By specifying like above, this command calculates area for each particle image (connected component) in the binarized image. This command is also used when cutting signals out of noises by cutting out only particle images with the largest volume or leaving only connected components with a volume above a certain level.

IV-7. Image deformation IV-7.(1) Conversion along a spline curve The mrcImageUnbentROI command is used for structure analysis utilizing spiral symmetry. This command sets up and interpolates a spline curve by defining the curve as the direction parallel to the y axis and the direction perpendicular to the curve as that parallel to the x axis. This command is suitable for correcting a slightly skewed spiral. This spline curve can be set up using Display2.

IV-7.(2) Prediction of an inclined image The mrcImageEstimateTiltImage command is used to predict an inclined image from a non-inclined image without any tilt and vice versa. Prediction is difficult of course because the image is actually three-dimensional. This command functions effectively if the image is close to a 2D image.

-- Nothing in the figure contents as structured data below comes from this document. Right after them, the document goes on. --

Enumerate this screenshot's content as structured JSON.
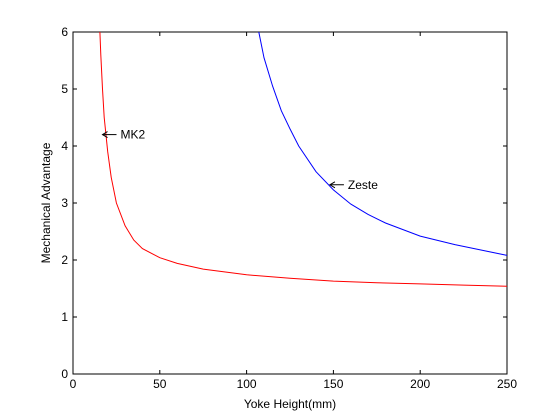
{
  "chart_data": {
    "type": "line",
    "title": "",
    "xlabel": "Yoke Height(mm)",
    "ylabel": "Mechanical Advantage",
    "xlim": [
      0,
      250
    ],
    "ylim": [
      0,
      6
    ],
    "xticks": [
      0,
      50,
      100,
      150,
      200,
      250
    ],
    "yticks": [
      0,
      1,
      2,
      3,
      4,
      5,
      6
    ],
    "grid": false,
    "legend": "none",
    "series": [
      {
        "name": "MK2",
        "color": "#ff0000",
        "x": [
          15.5,
          16,
          17,
          18,
          20,
          22,
          25,
          30,
          35,
          40,
          50,
          60,
          75,
          100,
          125,
          150,
          175,
          200,
          225,
          250
        ],
        "y": [
          6.0,
          5.6,
          5.0,
          4.5,
          3.9,
          3.45,
          3.0,
          2.6,
          2.35,
          2.2,
          2.04,
          1.94,
          1.84,
          1.74,
          1.68,
          1.63,
          1.6,
          1.58,
          1.56,
          1.54
        ]
      },
      {
        "name": "Zeste",
        "color": "#0000ff",
        "x": [
          107,
          110,
          115,
          120,
          125,
          130,
          140,
          150,
          160,
          170,
          180,
          200,
          220,
          250
        ],
        "y": [
          6.0,
          5.55,
          5.05,
          4.62,
          4.3,
          4.0,
          3.55,
          3.23,
          2.98,
          2.8,
          2.65,
          2.42,
          2.27,
          2.08
        ]
      }
    ],
    "annotations": [
      {
        "text": "MK2",
        "x": 17,
        "y": 4.2,
        "arrow": true
      },
      {
        "text": "Zeste",
        "x": 148,
        "y": 3.32,
        "arrow": true
      }
    ]
  }
}
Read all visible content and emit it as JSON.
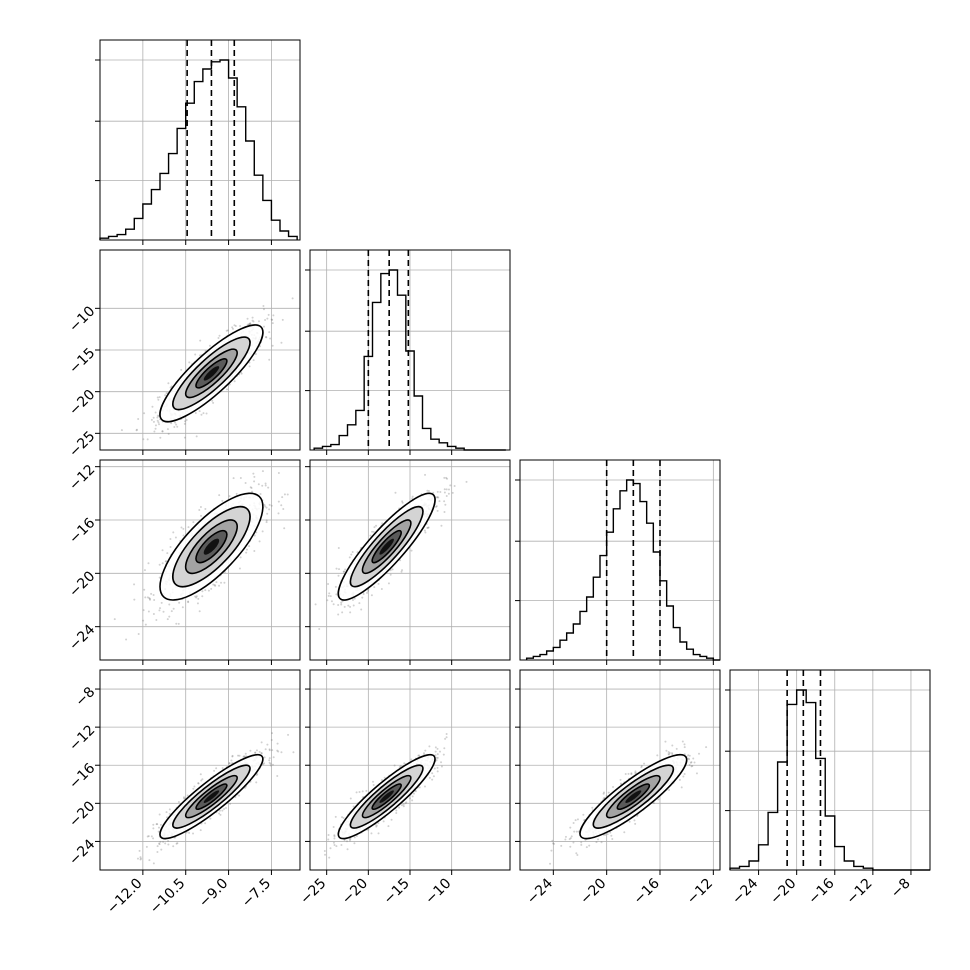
{
  "chart_data": {
    "type": "corner",
    "grid": true,
    "parameters": [
      {
        "range": [
          -13.5,
          -6.5
        ],
        "ticks": [
          -12.0,
          -10.5,
          -9.0,
          -7.5
        ],
        "tick_labels": [
          "−12.0",
          "−10.5",
          "−9.0",
          "−7.5"
        ],
        "quantiles": [
          -10.45,
          -9.6,
          -8.8
        ],
        "hist": {
          "x": [
            -13.35,
            -13.05,
            -12.75,
            -12.45,
            -12.15,
            -11.85,
            -11.55,
            -11.25,
            -10.95,
            -10.65,
            -10.35,
            -10.05,
            -9.75,
            -9.45,
            -9.15,
            -8.85,
            -8.55,
            -8.25,
            -7.95,
            -7.65,
            -7.35,
            -7.05,
            -6.75
          ],
          "values": [
            0.01,
            0.02,
            0.03,
            0.06,
            0.12,
            0.2,
            0.28,
            0.37,
            0.48,
            0.62,
            0.76,
            0.88,
            0.95,
            0.99,
            1.0,
            0.9,
            0.74,
            0.55,
            0.36,
            0.22,
            0.11,
            0.05,
            0.02
          ]
        }
      },
      {
        "range": [
          -27,
          -3
        ],
        "ticks": [
          -25,
          -20,
          -15,
          -10
        ],
        "tick_labels": [
          "−25",
          "−20",
          "−15",
          "−10"
        ],
        "quantiles": [
          -20.0,
          -17.5,
          -15.2
        ],
        "hist": {
          "x": [
            -26,
            -25,
            -24,
            -23,
            -22,
            -21,
            -20,
            -19,
            -18,
            -17,
            -16,
            -15,
            -14,
            -13,
            -12,
            -11,
            -10,
            -9,
            -8,
            -7,
            -6,
            -5,
            -4
          ],
          "values": [
            0.01,
            0.02,
            0.03,
            0.08,
            0.14,
            0.22,
            0.52,
            0.82,
            0.98,
            1.0,
            0.86,
            0.55,
            0.3,
            0.12,
            0.06,
            0.04,
            0.02,
            0.01,
            0.0,
            0.0,
            0.0,
            0.0,
            0.0
          ]
        },
        "ticks_as_row": [
          -10,
          -15,
          -20,
          -25
        ],
        "tick_labels_as_row": [
          "−10",
          "−15",
          "−20",
          "−25"
        ]
      },
      {
        "range": [
          -26.5,
          -11.5
        ],
        "ticks": [
          -24,
          -20,
          -16,
          -12
        ],
        "tick_labels": [
          "−24",
          "−20",
          "−16",
          "−12"
        ],
        "quantiles": [
          -20.0,
          -18.0,
          -16.0
        ],
        "hist": {
          "x": [
            -25.75,
            -25.25,
            -24.75,
            -24.25,
            -23.75,
            -23.25,
            -22.75,
            -22.25,
            -21.75,
            -21.25,
            -20.75,
            -20.25,
            -19.75,
            -19.25,
            -18.75,
            -18.25,
            -17.75,
            -17.25,
            -16.75,
            -16.25,
            -15.75,
            -15.25,
            -14.75,
            -14.25,
            -13.75,
            -13.25,
            -12.75,
            -12.25,
            -11.75
          ],
          "values": [
            0.01,
            0.02,
            0.03,
            0.05,
            0.07,
            0.11,
            0.15,
            0.2,
            0.27,
            0.35,
            0.46,
            0.58,
            0.71,
            0.84,
            0.94,
            1.0,
            0.98,
            0.88,
            0.76,
            0.6,
            0.44,
            0.3,
            0.18,
            0.1,
            0.06,
            0.03,
            0.02,
            0.01,
            0.0
          ]
        },
        "ticks_as_row": [
          -12,
          -16,
          -20,
          -24
        ],
        "tick_labels_as_row": [
          "−12",
          "−16",
          "−20",
          "−24"
        ]
      },
      {
        "range": [
          -27,
          -6
        ],
        "ticks": [
          -24,
          -20,
          -16,
          -12,
          -8
        ],
        "tick_labels": [
          "−24",
          "−20",
          "−16",
          "−12",
          "−8"
        ],
        "quantiles": [
          -21.0,
          -19.3,
          -17.5
        ],
        "hist": {
          "x": [
            -26.5,
            -25.5,
            -24.5,
            -23.5,
            -22.5,
            -21.5,
            -20.5,
            -19.5,
            -18.5,
            -17.5,
            -16.5,
            -15.5,
            -14.5,
            -13.5,
            -12.5,
            -11.5,
            -10.5,
            -9.5,
            -8.5,
            -7.5,
            -6.5
          ],
          "values": [
            0.01,
            0.02,
            0.05,
            0.14,
            0.32,
            0.6,
            0.92,
            1.0,
            0.93,
            0.62,
            0.3,
            0.13,
            0.05,
            0.02,
            0.01,
            0.0,
            0.0,
            0.0,
            0.0,
            0.0,
            0.0
          ]
        },
        "ticks_as_row": [
          -8,
          -12,
          -16,
          -20,
          -24
        ],
        "tick_labels_as_row": [
          "−8",
          "−12",
          "−16",
          "−20",
          "−24"
        ]
      }
    ],
    "pairs": [
      {
        "xparam": 0,
        "yparam": 1,
        "center": [
          -9.6,
          -17.8
        ],
        "sd": [
          0.9,
          2.9
        ],
        "corr": 0.85
      },
      {
        "xparam": 0,
        "yparam": 2,
        "center": [
          -9.6,
          -18.0
        ],
        "sd": [
          0.9,
          2.0
        ],
        "corr": 0.75
      },
      {
        "xparam": 1,
        "yparam": 2,
        "center": [
          -17.8,
          -18.0
        ],
        "sd": [
          2.9,
          2.0
        ],
        "corr": 0.88
      },
      {
        "xparam": 0,
        "yparam": 3,
        "center": [
          -9.6,
          -19.3
        ],
        "sd": [
          0.9,
          2.2
        ],
        "corr": 0.9
      },
      {
        "xparam": 1,
        "yparam": 3,
        "center": [
          -17.8,
          -19.3
        ],
        "sd": [
          2.9,
          2.2
        ],
        "corr": 0.9
      },
      {
        "xparam": 2,
        "yparam": 3,
        "center": [
          -18.0,
          -19.3
        ],
        "sd": [
          2.0,
          2.2
        ],
        "corr": 0.88
      }
    ]
  }
}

IV-8. Image processing of more than one pieces of images Commands supporting more than one images are also available. IV-8.(1) Statistic processing of images

To average two images, the following command can be used:

$ mrcImageAverage 

In this case, position transfer or rotation is not considered. However, the weight of the real or Fourier space can be handled. For example, values can be added between two 3D structures using the DoubleCounter output by mrc2Dto3D, which is the main program for 3D reconfiguration. This also makes it possible to average sub-tomograms as considering missing wedges. In addition to this, statistical information can be obtained from more than one images. For example, average and SD can be calculated using the following command:

$ mrcImageSN 

To perform PCA (principle component analysis),

$ mrcImagePCA 

is usable.

To conduct the Student-t test,

$ mrcImageTTest 

is usable.

In addition to this, analysis such as ANOVA is usable.

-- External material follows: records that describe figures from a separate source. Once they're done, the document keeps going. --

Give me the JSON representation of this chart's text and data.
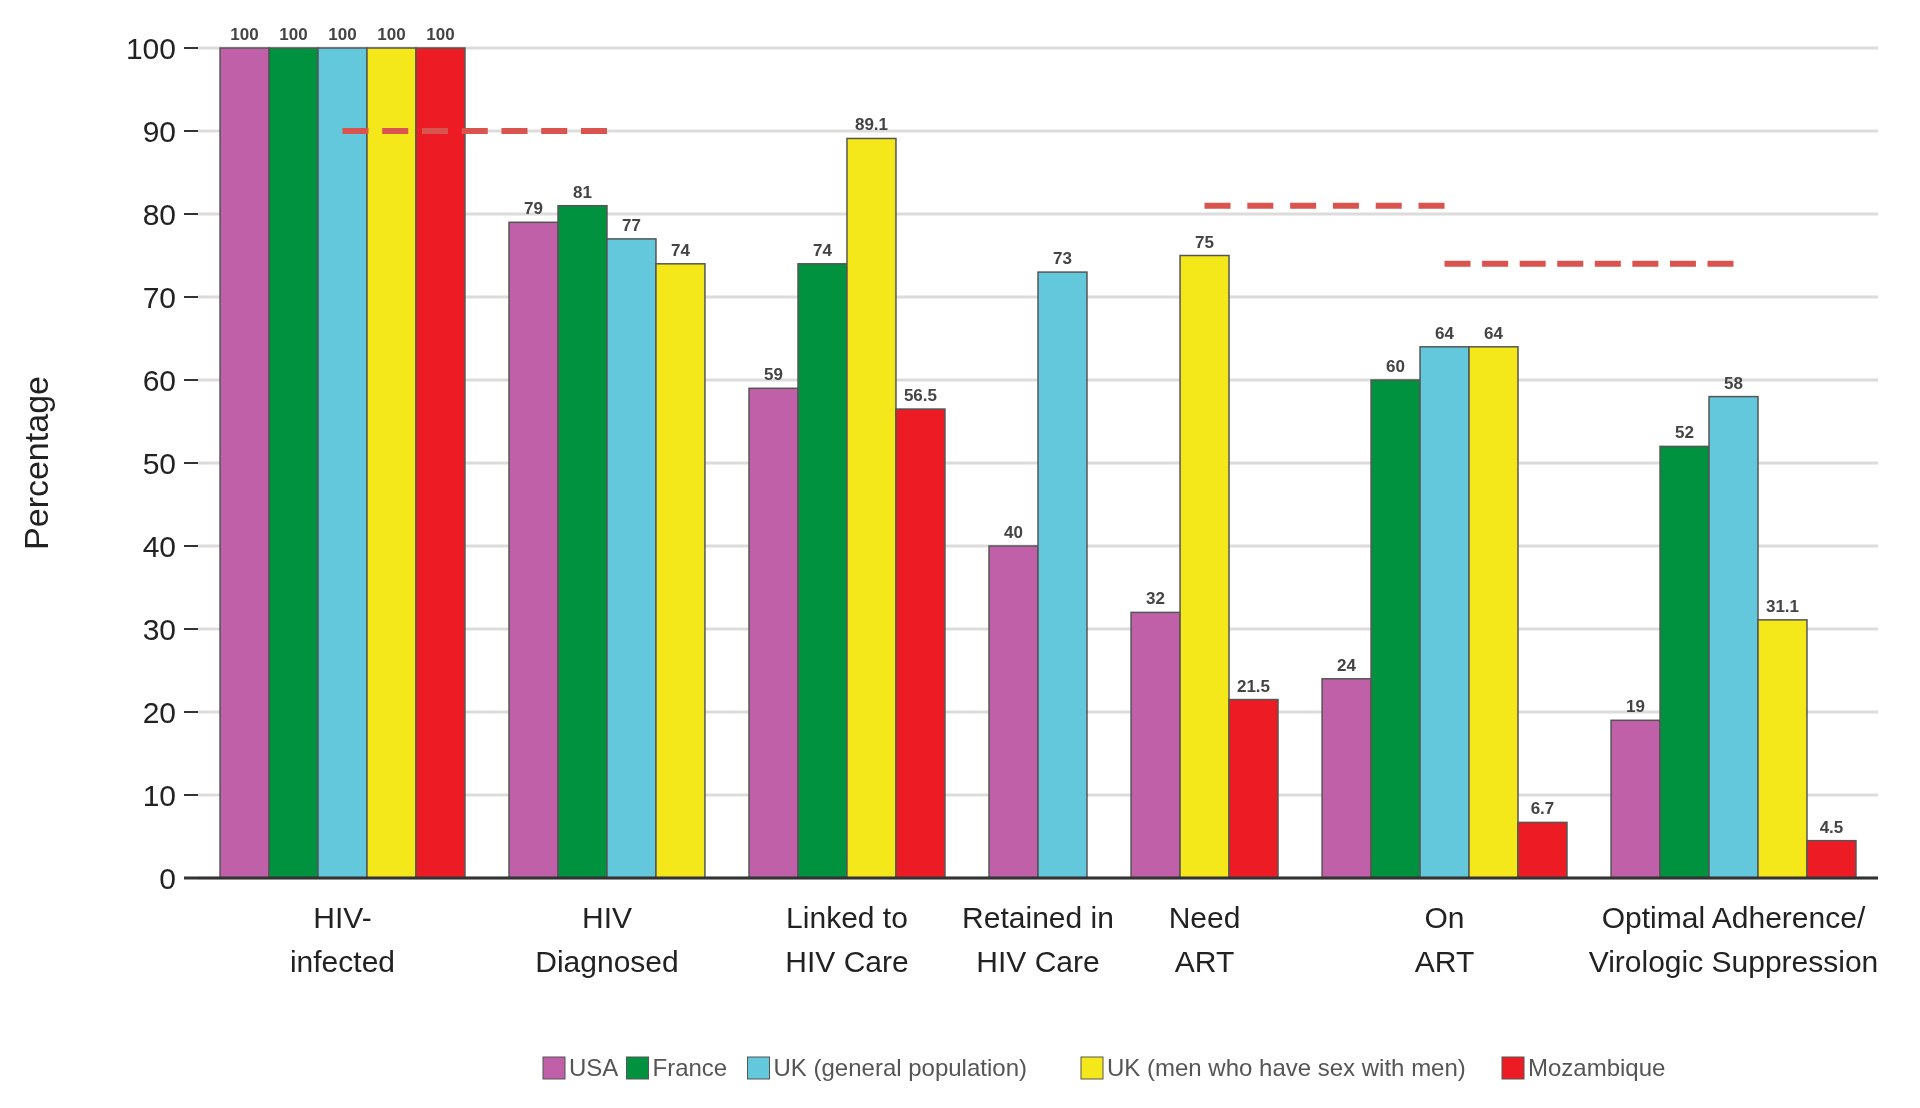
{
  "chart_data": {
    "type": "bar",
    "ylabel": "Percentage",
    "categories": [
      "HIV-infected",
      "HIV Diagnosed",
      "Linked to HIV Care",
      "Retained in HIV Care",
      "Need ART",
      "On ART",
      "Optimal Adherence/Virologic Suppression"
    ],
    "series": [
      {
        "name": "USA",
        "color": "#c060a8",
        "values": [
          100,
          79,
          59,
          40,
          32,
          24,
          19
        ],
        "value_labels": [
          "100",
          "79",
          "59",
          "40",
          "32",
          "24",
          "19"
        ]
      },
      {
        "name": "France",
        "color": "#00923f",
        "values": [
          100,
          81,
          74,
          null,
          null,
          60,
          52
        ],
        "value_labels": [
          "100",
          "81",
          "74",
          null,
          null,
          "60",
          "52"
        ]
      },
      {
        "name": "UK (general population)",
        "color": "#63c8dc",
        "values": [
          100,
          77,
          null,
          73,
          null,
          64,
          58
        ],
        "value_labels": [
          "100",
          "77",
          null,
          "73",
          null,
          "64",
          "58"
        ]
      },
      {
        "name": "UK (men who have sex with men)",
        "color": "#f5e81a",
        "values": [
          100,
          74,
          89.1,
          null,
          75,
          64,
          31.1
        ],
        "value_labels": [
          "100",
          "74",
          "89.1",
          null,
          "75",
          "64",
          "31.1"
        ]
      },
      {
        "name": "Mozambique",
        "color": "#ed1c24",
        "values": [
          100,
          null,
          56.5,
          null,
          21.5,
          6.7,
          4.5
        ],
        "value_labels": [
          "100",
          null,
          "56.5",
          null,
          "21.5",
          "6.7",
          "4.5"
        ]
      },
      {
        "type": "line",
        "color": "#d9534f",
        "line_style": "dashed",
        "values": [
          90,
          90,
          null,
          null,
          null,
          null,
          null
        ]
      },
      {
        "type": "line",
        "color": "#d9534f",
        "line_style": "dashed",
        "values": [
          null,
          null,
          null,
          null,
          81,
          81,
          null
        ]
      },
      {
        "type": "line",
        "color": "#d9534f",
        "line_style": "dashed",
        "values": [
          null,
          null,
          null,
          null,
          null,
          74,
          74
        ]
      }
    ],
    "ylim": [
      0,
      100
    ],
    "yticks": [
      0,
      10,
      20,
      30,
      40,
      50,
      60,
      70,
      80,
      90,
      100
    ],
    "grid": "y",
    "legend": "bottom"
  }
}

IV-8.(2) Correlation between images These commands are programs to calculate the correlation between two images and show to what extent those are similar to each other.

To consider correlation by providing only parallel transfer to the images,

$ mrcImageCorrelation 

is effective. This command can output an average image or an image aligned with a position of an either image.

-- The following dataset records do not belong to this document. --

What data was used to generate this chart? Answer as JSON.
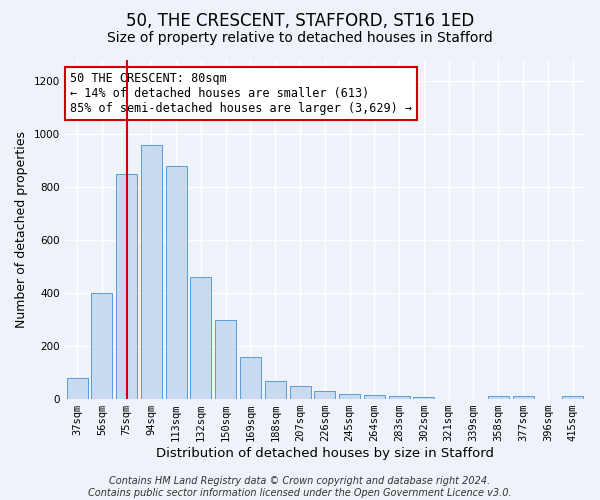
{
  "title": "50, THE CRESCENT, STAFFORD, ST16 1ED",
  "subtitle": "Size of property relative to detached houses in Stafford",
  "xlabel": "Distribution of detached houses by size in Stafford",
  "ylabel": "Number of detached properties",
  "categories": [
    "37sqm",
    "56sqm",
    "75sqm",
    "94sqm",
    "113sqm",
    "132sqm",
    "150sqm",
    "169sqm",
    "188sqm",
    "207sqm",
    "226sqm",
    "245sqm",
    "264sqm",
    "283sqm",
    "302sqm",
    "321sqm",
    "339sqm",
    "358sqm",
    "377sqm",
    "396sqm",
    "415sqm"
  ],
  "values": [
    80,
    400,
    850,
    960,
    880,
    460,
    300,
    160,
    70,
    50,
    30,
    20,
    15,
    10,
    8,
    0,
    0,
    12,
    10,
    0,
    12
  ],
  "bar_color": "#c8daf0",
  "bar_edge_color": "#5b9bd5",
  "background_color": "#eef2f9",
  "grid_color": "#ffffff",
  "annotation_line1": "50 THE CRESCENT: 80sqm",
  "annotation_line2": "← 14% of detached houses are smaller (613)",
  "annotation_line3": "85% of semi-detached houses are larger (3,629) →",
  "annotation_box_color": "#ffffff",
  "annotation_box_edge_color": "#cc0000",
  "vline_x_index": 2,
  "vline_color": "#cc0000",
  "ylim": [
    0,
    1280
  ],
  "yticks": [
    0,
    200,
    400,
    600,
    800,
    1000,
    1200
  ],
  "footnote": "Contains HM Land Registry data © Crown copyright and database right 2024.\nContains public sector information licensed under the Open Government Licence v3.0.",
  "title_fontsize": 12,
  "subtitle_fontsize": 10,
  "xlabel_fontsize": 9.5,
  "ylabel_fontsize": 9,
  "tick_fontsize": 7.5,
  "annotation_fontsize": 8.5,
  "footnote_fontsize": 7
}
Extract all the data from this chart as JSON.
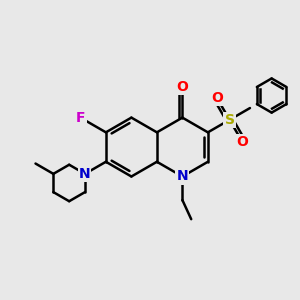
{
  "background_color": "#e8e8e8",
  "bond_color": "#000000",
  "N_color": "#0000cc",
  "O_color": "#ff0000",
  "F_color": "#cc00cc",
  "S_color": "#aaaa00",
  "line_width": 1.8,
  "figsize": [
    3.0,
    3.0
  ],
  "dpi": 100,
  "xlim": [
    0,
    10
  ],
  "ylim": [
    0,
    10
  ]
}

To consider correlation as taking image rotation into account,

$ mrcImageAutoRotationCorrelation 

is effective. This command can also output an average image or an image aligned with a position of an either image. This program is also used to determine the projection angle using reference images or perform cluster analysis.

The 3D version of this program is:

$ mrcImageAutoRotationCorrelation3D 

There is a method called FSC, which uses similarity among the images to evaluate their Resolutions. When using this method, the command below is used.

$ mrcImageFourierShellCorrlation 

There are many commands available in addition to these ones. Confirm the overall functional command list.